The deep wealth of skills that John brought to the organization included photography, disciplinary writing and editing, computer-based data storage and management, scientifically driven principles of data collection based on his own GPS mapping and surveying skills, land records searching, geography and geology, and an ability to create detailed documents and careful conservation easement editing.  Notably, he used his AutoCAD design skills and refined craftsmanship to build the bridge over the tributary of Sarcoxie Spring and Preserve. He also built specialized seed harvesting tools for the Woods Prairie project His handcrafted barn-wood framed map of the Ozarks depicting the numerous OLT projects across the Ozarks has been well appreciated at public events, even today, over 20 years later.

On Oct 1, 2005, John married another well-known OLT board member and volunteer, Norma Ellis Beene Cutler, a lifelong resident of Harrisonville, AR.  They found great companionship in each other’s company until her death on Feb 19, 2016. Similar and different in many ways, they complemented each other well.  During this time and after, John found great personal satisfaction in establishing deeper bonds with his siblings, and his children and grandchildren from a marriage much earlier in his life.
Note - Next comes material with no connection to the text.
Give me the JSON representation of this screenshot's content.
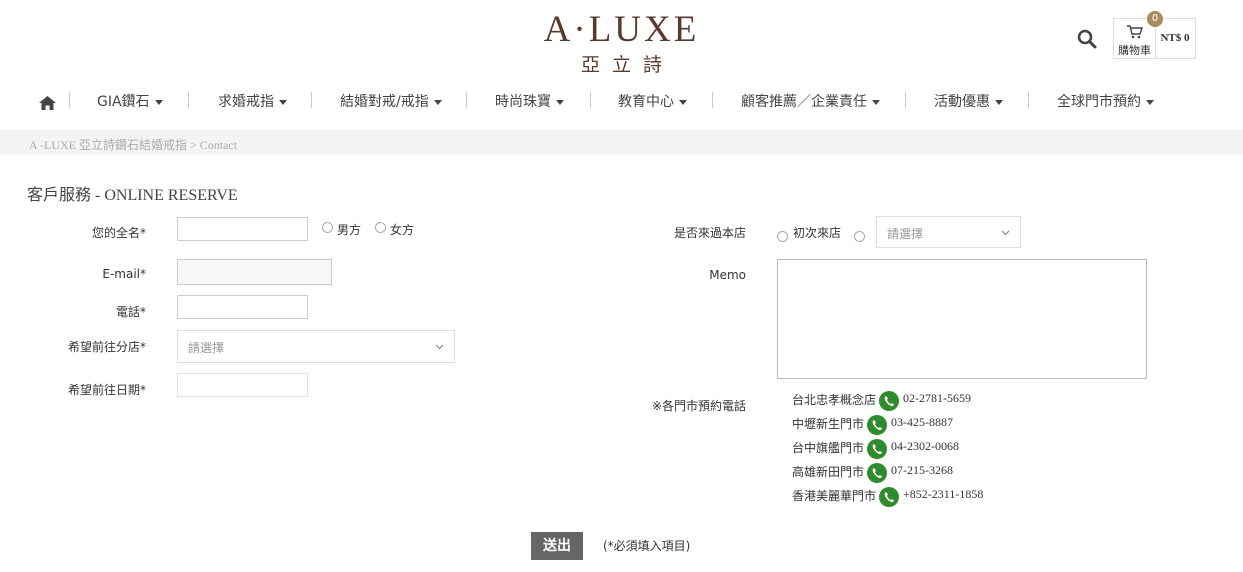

John did not believe in theories or big ideas to save the world.  He was about as down-to-earth as anyone could possibly be. A staunch individualist, he believed in personal responsibility and freedom above all else. He occasionally repeated an old Groucho Marx joke that he “would not belong to any organization that would have him as a member!” But John saw in OLT something that was so simple, basic, real, selfless, and immediate in the way we worked directly with landowners to codify their relationship with the land, using tools such as conservation easements, community land trusts, preserves, and environmental agreements.

Not believing in the so-called “grace of authority,” John felt that OLT did not tell people what to do, but rather worked in a voluntary way to accomplish truly noble and mutual goals.  That was the same vision he had for the Sweetwater community and its protection of the land.  John was spiritual in a solely earthy way too.  He believed in the providence of the natural world rather than abstract theories of divine providenceLike Walt Whitman, John was deeply curious about everything that could be called soul, spirit, and interpersonal. Through his relationship with the Sweetwater Community, OLT, Ozark Area Community Congress, and his friends inhabiting the Ozarks, who deeply believed in healing themselves and the world around them, he found ways to pursue his inner search for peace and love. John taught many people, including himself, a path to clearing out useless emotional blockages to find one’s true self through a process called co-counseling. In the end, he knew, like many of us have learned, that this is only a journey, and what matters is that it must be taken with care and compassion for ourselves and each other. Perhaps John’s biggest revelation and personal achievement, and his most difficult challenge, was learning to extend that care and compassion to himself, for his own healing and fulfillment as a fully self-actualized person.

Gregg Galbraith is the founder of Ozark Land Trust.  He thanks longtime OLT and Ozarks supporters Andy Thomas and Jan Hinsey for their contributions to this remembrance.